Он спустился в блиндаж и зажег свечу, потом достал из сумки блокнот и шариковую ручку. Слова кипели и пенились в голове, как молоко на плите. Он коснулся ручкой линованной бумаги, и она заскользила по строчкам, как живое существо. Слова били из него струей долго сдерживаемого оргазма и ложились на бумагу. Он прекращал писать только для того, чтобы заменить огарок новой свечой.

К утру глаза его покраснели, их жгло от напряжения. Он чувствовал слабость, словно пробежал слишком большую дистанцию чересчур быстро, но в то же время он чувствовал странный восторг, глядя на исписанный на три четверти блокнот.

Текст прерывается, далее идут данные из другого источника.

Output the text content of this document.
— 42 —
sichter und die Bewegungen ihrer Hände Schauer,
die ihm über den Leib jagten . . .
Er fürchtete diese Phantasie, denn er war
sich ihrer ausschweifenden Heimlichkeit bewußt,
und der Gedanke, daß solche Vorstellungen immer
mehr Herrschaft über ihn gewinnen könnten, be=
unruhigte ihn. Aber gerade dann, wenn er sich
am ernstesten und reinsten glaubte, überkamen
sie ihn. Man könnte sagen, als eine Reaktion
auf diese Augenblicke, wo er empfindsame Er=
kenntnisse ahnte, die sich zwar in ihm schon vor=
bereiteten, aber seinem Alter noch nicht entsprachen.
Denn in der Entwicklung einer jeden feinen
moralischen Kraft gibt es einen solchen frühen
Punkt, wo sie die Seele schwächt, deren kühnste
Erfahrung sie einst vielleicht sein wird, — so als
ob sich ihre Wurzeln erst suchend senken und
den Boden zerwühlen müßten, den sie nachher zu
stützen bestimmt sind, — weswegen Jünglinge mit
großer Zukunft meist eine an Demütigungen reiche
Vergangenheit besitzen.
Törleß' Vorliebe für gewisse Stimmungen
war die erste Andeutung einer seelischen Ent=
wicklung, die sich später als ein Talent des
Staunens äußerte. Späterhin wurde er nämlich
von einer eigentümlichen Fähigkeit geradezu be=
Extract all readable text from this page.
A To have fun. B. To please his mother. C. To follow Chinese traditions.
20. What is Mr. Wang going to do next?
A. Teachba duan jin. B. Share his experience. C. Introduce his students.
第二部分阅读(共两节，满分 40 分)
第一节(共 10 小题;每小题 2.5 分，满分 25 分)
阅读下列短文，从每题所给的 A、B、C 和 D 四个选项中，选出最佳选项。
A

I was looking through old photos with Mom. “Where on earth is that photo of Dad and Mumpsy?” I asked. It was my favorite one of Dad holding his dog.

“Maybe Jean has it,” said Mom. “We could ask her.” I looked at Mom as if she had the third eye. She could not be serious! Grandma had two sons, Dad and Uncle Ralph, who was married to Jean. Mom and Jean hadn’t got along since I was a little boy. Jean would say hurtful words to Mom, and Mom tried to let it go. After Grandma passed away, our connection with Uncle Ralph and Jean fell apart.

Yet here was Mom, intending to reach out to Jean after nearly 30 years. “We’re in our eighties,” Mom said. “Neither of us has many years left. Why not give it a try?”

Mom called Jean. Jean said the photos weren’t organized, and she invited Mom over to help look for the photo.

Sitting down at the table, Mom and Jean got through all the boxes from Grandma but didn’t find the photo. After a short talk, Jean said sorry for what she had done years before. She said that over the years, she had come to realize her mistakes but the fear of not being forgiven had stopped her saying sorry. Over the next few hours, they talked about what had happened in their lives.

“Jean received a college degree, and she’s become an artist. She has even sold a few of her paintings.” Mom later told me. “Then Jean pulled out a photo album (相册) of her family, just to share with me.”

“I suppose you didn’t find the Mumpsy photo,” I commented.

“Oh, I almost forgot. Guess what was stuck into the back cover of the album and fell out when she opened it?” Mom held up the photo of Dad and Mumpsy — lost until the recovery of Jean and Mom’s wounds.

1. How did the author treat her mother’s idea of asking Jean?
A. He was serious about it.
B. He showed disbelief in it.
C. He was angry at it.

Приподнятое состояние не оставляло его все залитое ослепительным солнцем утро, восторг даже усилился, когда он понял, как изменилось отношение к нему Сэлли-Энн. Она по-прежнему была замкнутой и молчаливой, но, по крайней мере, слушала, что он говорит, и отвечала серьезно и продуманно. Пару раз она даже улыбнулась, в эти моменты ее слишком крупный нос и большой рот чудесно гармонировали с остальными частями лица. Крейг чувствовал, что ему трудно сосредоточиться на положении людей, ради которых они приехали сюда, пока он не услышал, как Сэлли-Энн не заговорила с ним — впервые непринужденно, — не понял, как она сочувствует им.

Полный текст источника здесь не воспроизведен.